Feb. 3, 2018

Prisoner Denied Right To Receive Books

by Charles Douglas Owens, II (author's profile)

Transcription

Prisoners Denied Right to Receive Books

Throughout the country there are prison book programs—bookstores and volunteer groups who mail books to prisoners at no cost to the prisoner or the prison. Most prisoners cannot afford to buy literature and many prisoners' families live in poverty. So these book programs are vital programs that provide books to people who otherwise may not be able to receive books. I benefited from these programs for close to 15 years.

Our courts have repeatedly recognized that prisoners have a First Amendment right to receive books in the mail, and publishers or distributors have a First Amendment right to send literature and books to prisoners.

In early 2017 some Mississippi prisons began rejecting these "free" books. Prisoners were notified in writing that "free books are not allowed" and that "books must be paid for." Prison officials' reasons for effectively banning free books remain unclear so far.
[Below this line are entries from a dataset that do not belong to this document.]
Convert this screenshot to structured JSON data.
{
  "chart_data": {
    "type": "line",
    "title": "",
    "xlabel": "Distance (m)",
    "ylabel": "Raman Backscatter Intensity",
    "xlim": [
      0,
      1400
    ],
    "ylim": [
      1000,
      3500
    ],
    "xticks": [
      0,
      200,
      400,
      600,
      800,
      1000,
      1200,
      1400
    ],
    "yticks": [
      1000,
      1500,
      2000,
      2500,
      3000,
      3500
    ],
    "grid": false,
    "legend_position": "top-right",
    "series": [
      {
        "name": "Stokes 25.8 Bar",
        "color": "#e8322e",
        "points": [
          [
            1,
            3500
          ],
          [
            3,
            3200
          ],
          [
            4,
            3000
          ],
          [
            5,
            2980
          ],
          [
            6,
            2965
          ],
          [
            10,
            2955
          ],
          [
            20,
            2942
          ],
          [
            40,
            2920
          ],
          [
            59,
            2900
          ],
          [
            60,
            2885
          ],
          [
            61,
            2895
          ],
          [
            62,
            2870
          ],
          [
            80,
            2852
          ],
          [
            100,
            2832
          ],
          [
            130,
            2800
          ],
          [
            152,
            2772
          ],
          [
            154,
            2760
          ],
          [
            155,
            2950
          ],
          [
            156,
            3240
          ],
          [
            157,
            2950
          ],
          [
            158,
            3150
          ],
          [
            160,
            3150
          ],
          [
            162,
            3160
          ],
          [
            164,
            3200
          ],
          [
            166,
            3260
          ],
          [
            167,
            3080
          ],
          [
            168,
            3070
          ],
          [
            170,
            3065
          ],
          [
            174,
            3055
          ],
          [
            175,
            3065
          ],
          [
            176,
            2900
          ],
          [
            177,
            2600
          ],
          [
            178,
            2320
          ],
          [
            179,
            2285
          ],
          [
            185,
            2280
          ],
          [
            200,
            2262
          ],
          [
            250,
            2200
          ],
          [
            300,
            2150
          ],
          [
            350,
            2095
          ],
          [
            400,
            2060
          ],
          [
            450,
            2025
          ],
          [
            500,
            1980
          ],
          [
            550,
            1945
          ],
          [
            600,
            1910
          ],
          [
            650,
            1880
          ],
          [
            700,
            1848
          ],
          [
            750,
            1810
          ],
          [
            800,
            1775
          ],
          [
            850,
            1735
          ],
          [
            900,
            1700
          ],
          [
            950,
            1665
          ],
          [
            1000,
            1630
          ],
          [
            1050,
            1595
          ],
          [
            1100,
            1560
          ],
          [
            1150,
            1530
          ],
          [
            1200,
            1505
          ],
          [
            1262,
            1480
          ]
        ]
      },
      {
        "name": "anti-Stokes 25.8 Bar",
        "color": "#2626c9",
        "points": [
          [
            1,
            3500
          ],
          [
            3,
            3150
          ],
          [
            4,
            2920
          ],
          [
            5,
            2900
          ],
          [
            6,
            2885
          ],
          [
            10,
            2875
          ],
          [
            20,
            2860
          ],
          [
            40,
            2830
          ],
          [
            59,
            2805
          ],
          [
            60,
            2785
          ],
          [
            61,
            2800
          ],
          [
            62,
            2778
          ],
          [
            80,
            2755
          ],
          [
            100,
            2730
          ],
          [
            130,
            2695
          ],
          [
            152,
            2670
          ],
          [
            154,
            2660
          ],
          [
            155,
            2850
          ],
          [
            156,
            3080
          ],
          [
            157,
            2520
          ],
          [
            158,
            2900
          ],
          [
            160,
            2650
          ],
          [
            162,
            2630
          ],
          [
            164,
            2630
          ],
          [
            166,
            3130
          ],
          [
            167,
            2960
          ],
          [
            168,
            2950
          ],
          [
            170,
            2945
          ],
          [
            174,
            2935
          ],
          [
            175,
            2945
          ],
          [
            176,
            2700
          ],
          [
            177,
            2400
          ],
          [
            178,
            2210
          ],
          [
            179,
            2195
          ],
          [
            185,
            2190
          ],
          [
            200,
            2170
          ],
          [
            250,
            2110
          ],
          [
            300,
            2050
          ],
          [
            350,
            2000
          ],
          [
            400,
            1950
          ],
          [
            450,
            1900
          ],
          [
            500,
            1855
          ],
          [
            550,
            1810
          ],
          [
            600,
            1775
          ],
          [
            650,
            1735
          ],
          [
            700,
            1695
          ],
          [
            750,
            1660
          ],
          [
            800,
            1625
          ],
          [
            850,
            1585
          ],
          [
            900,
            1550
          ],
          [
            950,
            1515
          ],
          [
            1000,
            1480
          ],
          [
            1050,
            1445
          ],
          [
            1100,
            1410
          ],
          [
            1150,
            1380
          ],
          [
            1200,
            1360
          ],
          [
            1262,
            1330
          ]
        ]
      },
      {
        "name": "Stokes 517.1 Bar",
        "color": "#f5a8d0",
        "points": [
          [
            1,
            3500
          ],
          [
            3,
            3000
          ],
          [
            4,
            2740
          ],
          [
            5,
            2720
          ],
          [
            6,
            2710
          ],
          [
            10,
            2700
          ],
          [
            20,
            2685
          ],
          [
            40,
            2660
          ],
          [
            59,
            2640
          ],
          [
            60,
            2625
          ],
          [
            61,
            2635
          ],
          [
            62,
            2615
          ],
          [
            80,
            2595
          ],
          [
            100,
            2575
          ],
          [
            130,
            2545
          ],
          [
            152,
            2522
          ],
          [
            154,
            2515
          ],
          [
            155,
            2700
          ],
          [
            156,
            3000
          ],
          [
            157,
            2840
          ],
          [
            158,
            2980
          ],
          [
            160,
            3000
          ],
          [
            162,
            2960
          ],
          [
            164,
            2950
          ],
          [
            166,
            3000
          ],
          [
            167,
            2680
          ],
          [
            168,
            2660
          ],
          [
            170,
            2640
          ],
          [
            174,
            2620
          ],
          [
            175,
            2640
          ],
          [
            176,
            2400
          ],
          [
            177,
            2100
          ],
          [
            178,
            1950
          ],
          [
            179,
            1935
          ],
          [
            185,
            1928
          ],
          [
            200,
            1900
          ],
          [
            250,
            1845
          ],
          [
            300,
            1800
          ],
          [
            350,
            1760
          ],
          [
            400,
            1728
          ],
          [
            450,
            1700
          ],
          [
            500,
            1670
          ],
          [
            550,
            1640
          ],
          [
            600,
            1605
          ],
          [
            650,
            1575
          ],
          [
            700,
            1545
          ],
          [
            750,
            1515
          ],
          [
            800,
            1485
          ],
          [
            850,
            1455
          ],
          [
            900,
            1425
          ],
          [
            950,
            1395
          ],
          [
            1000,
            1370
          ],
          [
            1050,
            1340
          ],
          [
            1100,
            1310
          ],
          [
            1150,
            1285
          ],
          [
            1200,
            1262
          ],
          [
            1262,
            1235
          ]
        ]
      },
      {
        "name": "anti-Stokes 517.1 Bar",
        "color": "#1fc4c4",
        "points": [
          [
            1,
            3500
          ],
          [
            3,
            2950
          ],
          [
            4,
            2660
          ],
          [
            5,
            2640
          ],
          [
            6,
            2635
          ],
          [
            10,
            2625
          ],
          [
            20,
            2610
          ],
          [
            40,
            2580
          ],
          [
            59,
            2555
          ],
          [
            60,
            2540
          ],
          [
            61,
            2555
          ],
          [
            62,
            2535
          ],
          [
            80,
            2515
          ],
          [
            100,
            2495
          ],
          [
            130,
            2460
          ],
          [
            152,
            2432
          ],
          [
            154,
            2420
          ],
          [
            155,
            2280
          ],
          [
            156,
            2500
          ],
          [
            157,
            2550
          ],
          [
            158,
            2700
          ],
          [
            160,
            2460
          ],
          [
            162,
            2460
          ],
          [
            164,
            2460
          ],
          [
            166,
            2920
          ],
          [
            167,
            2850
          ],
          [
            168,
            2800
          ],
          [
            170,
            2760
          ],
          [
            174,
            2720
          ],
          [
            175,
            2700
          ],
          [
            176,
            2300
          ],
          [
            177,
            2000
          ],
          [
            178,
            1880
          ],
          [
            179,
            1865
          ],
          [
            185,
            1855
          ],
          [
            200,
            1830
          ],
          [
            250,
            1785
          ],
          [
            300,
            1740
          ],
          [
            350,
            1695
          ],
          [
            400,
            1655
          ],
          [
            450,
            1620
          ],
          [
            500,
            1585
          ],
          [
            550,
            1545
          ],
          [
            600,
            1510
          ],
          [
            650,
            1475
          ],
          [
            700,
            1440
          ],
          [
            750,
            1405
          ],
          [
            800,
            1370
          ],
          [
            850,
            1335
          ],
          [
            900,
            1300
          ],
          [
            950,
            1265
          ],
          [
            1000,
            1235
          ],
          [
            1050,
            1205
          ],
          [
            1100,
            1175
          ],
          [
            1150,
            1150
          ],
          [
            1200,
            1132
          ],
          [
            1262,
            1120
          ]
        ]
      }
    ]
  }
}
What I do know is that boredom and idleness are dangerous things in prison; I'd rather see prisoners receiving and reading book than looking for something else to do out of boredom. When a person reads, he or she learns. His or her time is occupied with a productive and beneficial activity. Reading is a tremendous contributor to education and rehabilitation. Why ANY prison administrator would want to obstruct access to books is beyond reason.

Mississippi's DOC claims to "maintain the confinement of offenders within a safe, secure, humane and cost-effective environment, while providing meaningful self-improvement opportunities to assist them in becoming productive law abiding citizens upon their release" and that they provide "efficient and effective offender custody, care, control and treatment consistent with sound correctional principles and constitutional practices."

Apparently none of this involves allowing prisoners who may be too poor to buy books access to programs that freely give the best self-improvement tool available: books. Only in a prison context would violating the First Amendment rights of others pass as "sound constitutional practices."